Toutefois, une autre dimension est beaucoup plus importante : quels que soient les fauteurs de troubles dans le détroit de Bab-el-Mandeb, il existe à leurs yeux une grande différence entre notre pays et les alliés occidentaux. Ainsi, la formation d’un nouveau modèle non occidental n’est plus seulement une question de mots et de bons vœux. Cette tendance a reçu une justification politique et économique bien réelle. Le terrain a été préparé par les événements survenus à l’Est en 2023.
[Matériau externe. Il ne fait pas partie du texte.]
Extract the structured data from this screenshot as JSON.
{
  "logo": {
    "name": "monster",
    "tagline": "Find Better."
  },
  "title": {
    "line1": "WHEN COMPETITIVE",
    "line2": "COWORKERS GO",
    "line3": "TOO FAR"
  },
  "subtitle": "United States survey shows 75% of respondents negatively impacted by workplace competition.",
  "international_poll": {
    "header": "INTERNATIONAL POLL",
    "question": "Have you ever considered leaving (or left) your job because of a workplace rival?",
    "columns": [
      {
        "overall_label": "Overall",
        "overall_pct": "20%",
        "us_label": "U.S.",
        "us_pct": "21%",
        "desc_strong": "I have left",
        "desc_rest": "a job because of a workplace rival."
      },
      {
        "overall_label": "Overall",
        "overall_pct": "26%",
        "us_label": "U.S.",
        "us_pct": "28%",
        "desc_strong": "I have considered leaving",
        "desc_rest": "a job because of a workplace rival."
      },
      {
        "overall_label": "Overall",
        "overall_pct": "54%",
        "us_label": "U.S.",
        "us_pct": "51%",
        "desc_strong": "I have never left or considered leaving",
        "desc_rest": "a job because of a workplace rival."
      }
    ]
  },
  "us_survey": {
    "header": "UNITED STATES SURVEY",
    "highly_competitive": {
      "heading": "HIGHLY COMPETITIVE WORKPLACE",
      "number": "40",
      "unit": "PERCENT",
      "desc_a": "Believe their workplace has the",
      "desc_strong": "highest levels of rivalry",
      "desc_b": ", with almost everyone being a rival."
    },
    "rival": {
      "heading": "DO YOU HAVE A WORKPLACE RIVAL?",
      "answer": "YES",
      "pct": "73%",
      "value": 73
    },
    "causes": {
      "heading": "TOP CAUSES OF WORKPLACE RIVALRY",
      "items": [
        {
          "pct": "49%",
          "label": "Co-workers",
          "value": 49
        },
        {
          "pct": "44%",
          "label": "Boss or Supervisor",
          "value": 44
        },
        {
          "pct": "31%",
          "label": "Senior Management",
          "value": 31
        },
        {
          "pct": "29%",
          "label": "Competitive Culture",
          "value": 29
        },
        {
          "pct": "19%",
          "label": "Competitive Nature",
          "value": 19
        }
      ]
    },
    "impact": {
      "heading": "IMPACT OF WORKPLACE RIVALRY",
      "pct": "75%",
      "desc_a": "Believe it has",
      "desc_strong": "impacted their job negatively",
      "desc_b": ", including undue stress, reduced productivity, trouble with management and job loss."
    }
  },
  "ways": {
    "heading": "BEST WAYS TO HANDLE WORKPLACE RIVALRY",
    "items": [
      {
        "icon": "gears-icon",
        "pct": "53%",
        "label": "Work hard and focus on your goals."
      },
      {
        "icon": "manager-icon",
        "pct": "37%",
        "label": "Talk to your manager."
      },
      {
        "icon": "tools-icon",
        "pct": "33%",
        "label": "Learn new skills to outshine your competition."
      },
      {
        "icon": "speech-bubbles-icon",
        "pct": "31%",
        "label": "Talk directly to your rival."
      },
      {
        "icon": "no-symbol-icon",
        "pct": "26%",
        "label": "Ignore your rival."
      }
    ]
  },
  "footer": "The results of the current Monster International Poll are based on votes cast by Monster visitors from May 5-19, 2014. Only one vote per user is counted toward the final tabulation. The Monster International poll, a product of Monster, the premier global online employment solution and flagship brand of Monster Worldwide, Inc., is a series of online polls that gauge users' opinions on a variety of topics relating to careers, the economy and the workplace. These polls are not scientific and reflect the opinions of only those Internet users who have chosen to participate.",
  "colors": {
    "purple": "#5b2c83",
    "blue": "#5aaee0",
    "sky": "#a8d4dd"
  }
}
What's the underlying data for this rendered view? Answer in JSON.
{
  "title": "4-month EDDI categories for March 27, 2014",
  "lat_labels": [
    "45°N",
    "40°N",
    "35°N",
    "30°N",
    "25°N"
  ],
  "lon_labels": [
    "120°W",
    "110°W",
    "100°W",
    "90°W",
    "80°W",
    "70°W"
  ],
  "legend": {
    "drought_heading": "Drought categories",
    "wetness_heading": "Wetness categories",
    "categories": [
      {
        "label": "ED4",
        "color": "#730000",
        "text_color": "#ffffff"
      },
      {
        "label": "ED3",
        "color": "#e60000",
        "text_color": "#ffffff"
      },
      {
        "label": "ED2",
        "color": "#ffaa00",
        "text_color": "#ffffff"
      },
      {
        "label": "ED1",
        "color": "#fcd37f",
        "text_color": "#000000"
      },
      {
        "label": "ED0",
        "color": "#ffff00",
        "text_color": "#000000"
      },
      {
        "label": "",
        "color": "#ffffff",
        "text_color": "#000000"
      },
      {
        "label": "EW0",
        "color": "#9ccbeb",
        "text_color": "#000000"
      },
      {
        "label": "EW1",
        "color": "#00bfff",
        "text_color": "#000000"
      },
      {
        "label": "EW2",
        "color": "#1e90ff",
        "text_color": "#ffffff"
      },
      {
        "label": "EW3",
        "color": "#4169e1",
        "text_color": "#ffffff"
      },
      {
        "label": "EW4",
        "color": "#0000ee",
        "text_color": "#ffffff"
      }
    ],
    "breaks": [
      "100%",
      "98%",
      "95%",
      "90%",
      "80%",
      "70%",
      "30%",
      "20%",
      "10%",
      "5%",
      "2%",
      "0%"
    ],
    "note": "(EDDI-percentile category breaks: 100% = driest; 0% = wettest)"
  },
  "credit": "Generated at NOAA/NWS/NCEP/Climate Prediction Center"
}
Le principal événement du printemps 2023 est sans conteste l’établissement de liens diplomatiques entre les deux rivaux historiques, les centres du monde sunnite et chiite respectivement – l’Arabie saoudite et l’Iran. Cela met en évidence les enjeux pour les États-Unis et l’Occident dans son ensemble au Moyen-Orient. En effet, lorsque des responsables saoudiens et iraniens se serrent la main, se rencontrent et signent des documents, des alliances et de nouvelles routes commerciales impliquant non seulement Téhéran et Riyad sont possibles. Il ne faut pas oublier que leurs voisins vérifient leurs montres dans l’une ou l’autre des capitales orientales.

Mais le pire pour l’Occident, habitué à diviser pour régner, n’est même pas là. Si les deux pôles régionaux ont réussi à se réconcilier c’est avec l’aide de la Chine. Le résultat net est un nouveau triangle. La balle est donc dans le camp de Pékin. Étant donné qu’une initiative chinoise au Moyen-Orient s’est avérée viable, il y a de fortes chances que la prochaine fois, les pays islamiques se tournent vers la Chine, et non vers les États-Unis, en tant qu’arbitre. Il existe des tendances centripètes au Moyen-Orient.

Cette affirmation peut être illustrée par d’autres faits. En juin 2023, les Émirats arabes unis ont annoncé leur décision de se retirer des forces maritimes combinées dirigées par les États-Unis. Avec la Cinquième flotte américaine, ces forces comprenaient 24 pays. L’objectif déclaré était d’assurer la sécurité en mer Rouge et dans le golfe Persique. Le texte officiel accompagnant le retrait d’Abu Dhabi de la coalition indiquait donc que les Émirats arabes unis trouveraient “d’autres moyens d’assurer la sécurité régionale”.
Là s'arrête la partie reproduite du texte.